Egypt’s non-oil business activity improves marginally in September, but remains in contraction territory

Non-oil business activity improves marginally in September, but remains in contraction territory: Egypt’s non-oil private sector continued to contract in September, albeit at a slightly lower rate than August, as output fell for the second consecutive month, according to the Markit / Emirates NBD purchasing managers’ index (PMI) (pdf). The PMI gauge rose fractionally to 49.5 in September from 49.4 in August, indicating a slight m-o-m improvement. A reading above 50.0 indicates that activity is expanding, while a reading below that mark means it is contracting. So far, Egypt’s PMI has been in expansion territory only twice this year.

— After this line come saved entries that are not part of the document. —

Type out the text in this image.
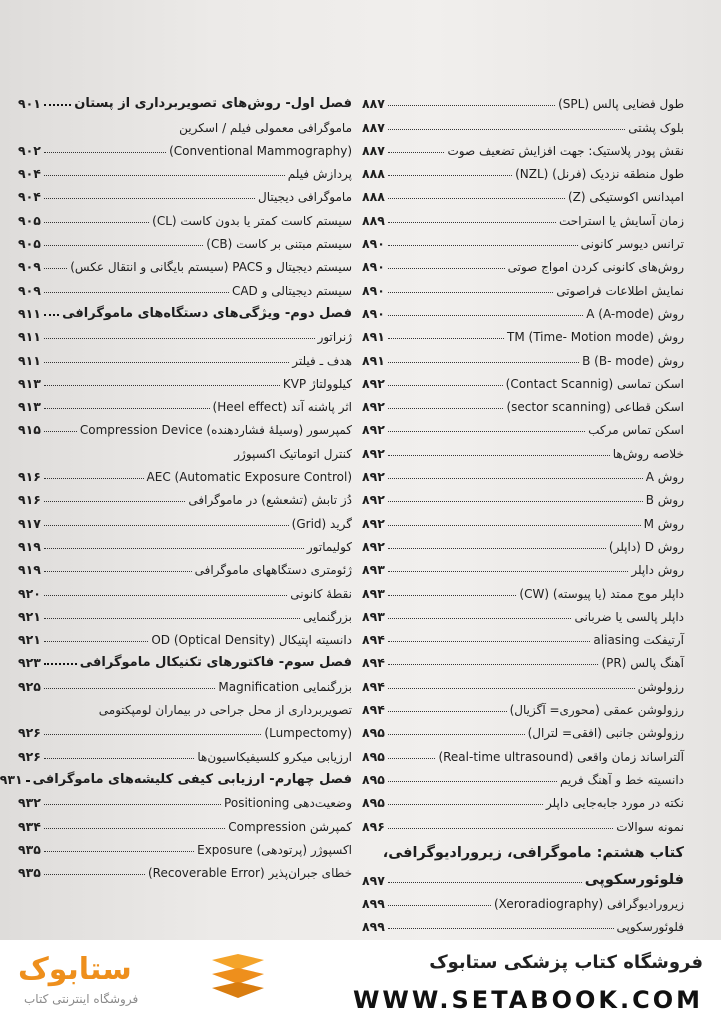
طول فضایی پالس (SPL)
۸۸۷
بلوک پشتی
۸۸۷
نقش پودر پلاستیک: جهت افزایش تضعیف صوت
۸۸۷
طول منطقه نزدیک (فرنل) (NZL)
۸۸۸
امپدانس اکوستیکی (Z)
۸۸۸
زمان آسایش یا استراحت
۸۸۹
ترانس دیوسر کانونی
۸۹۰
روش‌های کانونی کردن امواج صوتی
۸۹۰
نمایش اطلاعات فراصوتی
۸۹۰
روش A (A-mode)
۸۹۰
روش TM (Time- Motion mode)
۸۹۱
روش B (B- mode)
۸۹۱
اسکن تماسی (Contact Scannig)
۸۹۲
اسکن قطاعی (sector scanning)
۸۹۲
اسکن تماس مرکب
۸۹۲
خلاصه روش‌ها
۸۹۲
روش A
۸۹۲
روش B
۸۹۲
روش M
۸۹۲
روش D (داپلر)
۸۹۲
روش داپلر
۸۹۳
داپلر موج ممتد (یا پیوسته) (CW)
۸۹۳
داپلر پالسی یا ضربانی
۸۹۳
آرتیفکت aliasing
۸۹۴
آهنگ پالس (PR)
۸۹۴
رزولوشن
۸۹۴
رزولوشن عمقی (محوری= آگزیال)
۸۹۴
رزولوشن جانبی (افقی= لترال)
۸۹۵
آلتراساند زمان واقعی (Real-time ultrasound)
۸۹۵
دانسیته خط و آهنگ فریم
۸۹۵
نکته در مورد جابه‌جایی داپلر
۸۹۵
نمونه سوالات
۸۹۶
کتاب هشتم: ماموگرافی، زیرورادیوگرافی،
فلوئورسکوپی
۸۹۷
زیرورادیوگرافی (Xeroradiography)
۸۹۹
فلوئورسکوپی
۸۹۹
فصل اول- روش‌های تصویربرداری از پستان
۹۰۱
ماموگرافی معمولی فیلم / اسکرین
(Conventional Mammography)
۹۰۲
پردازش فیلم
۹۰۴
ماموگرافی دیجیتال
۹۰۴
سیستم کاست کمتر یا بدون کاست (CL)
۹۰۵
سیستم مبتنی بر کاست (CB)
۹۰۵
سیستم دیجیتال و PACS (سیستم بایگانی و انتقال عکس)
۹۰۹
سیستم دیجیتالی و CAD
۹۰۹
فصل دوم- ویژگی‌های دستگاه‌های ماموگرافی
۹۱۱
ژنراتور
۹۱۱
هدف ـ فیلتر
۹۱۱
کیلوولتاژ KVP
۹۱۳
اثر پاشنه آند (Heel effect)
۹۱۳
کمپرسور (وسیلهٔ فشاردهنده) Compression Device
۹۱۵
کنترل اتوماتیک اکسپوژر
AEC (Automatic Exposure Control)
۹۱۶
دُز تابش (تشعشع) در ماموگرافی
۹۱۶
گرید (Grid)
۹۱۷
کولیماتور
۹۱۹
ژئومتری دستگاههای ماموگرافی
۹۱۹
نقطهٔ کانونی
۹۲۰
بزرگنمایی
۹۲۱
دانسیته اپتیکال OD (Optical Density)
۹۲۱
فصل سوم- فاکتورهای تکنیکال ماموگرافی
۹۲۳
بزرگنمایی Magnification
۹۲۵
تصویربرداری از محل جراحی در بیماران لومپکتومی
(Lumpectomy)
۹۲۶
ارزیابی میکرو کلسیفیکاسیون‌ها
۹۲۶
فصل چهارم- ارزیابی کیفی کلیشه‌های ماموگرافی
۹۳۱
وضعیت‌دهی Positioning
۹۳۲
کمپرشن Compression
۹۳۴
اکسپوژر (پرتودهی) Exposure
۹۳۵
خطای جبران‌پذیر (Recoverable Error)
۹۳۵
ستابوک
فروشگاه اینترنتی کتاب
فروشگاه کتاب پزشکی ستابوک
WWW.SETABOOK.COM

Export orders increased for the third consecutive month, but domestic demand weakened at an accelerated pace. The increase in foreign sales was, however, “softer than in August,” said David Owens, economist at IHS Markit. The overall decline in output pushed up input inventories, which kept firms’ “purchasing activity broadly unchanged.”

Input cost inflation still rising, but not as much as previous months: Businesses experienced higher input costs last month, with panelists reporting a rise in the prices of fuel, energy, metal, and some raw materials. “However, an improvement in the exchange rate against the USD helped to ease inflationary pressure.” The weaker rise in input charges pushed the increase in output charges to decline in tandem, and some firms even lowered their fees on the back of reduced demand.

On the bright side, the increase in employment last month was the largest seen in 13 months. Staff costs also rose “at the quickest rate since last December, as companies looked to improve employee satisfaction.” Despite the expanding labor force, firms reported rising backlogs for the sixth month running.

Business sentiment at near-two-year low: “Expectations for future business activity were down markedly from the 18-month high in August, with September data indicating the weakest level of positive sentiment since October 2016.” That said, businesses expect improved activity over the next 12 months.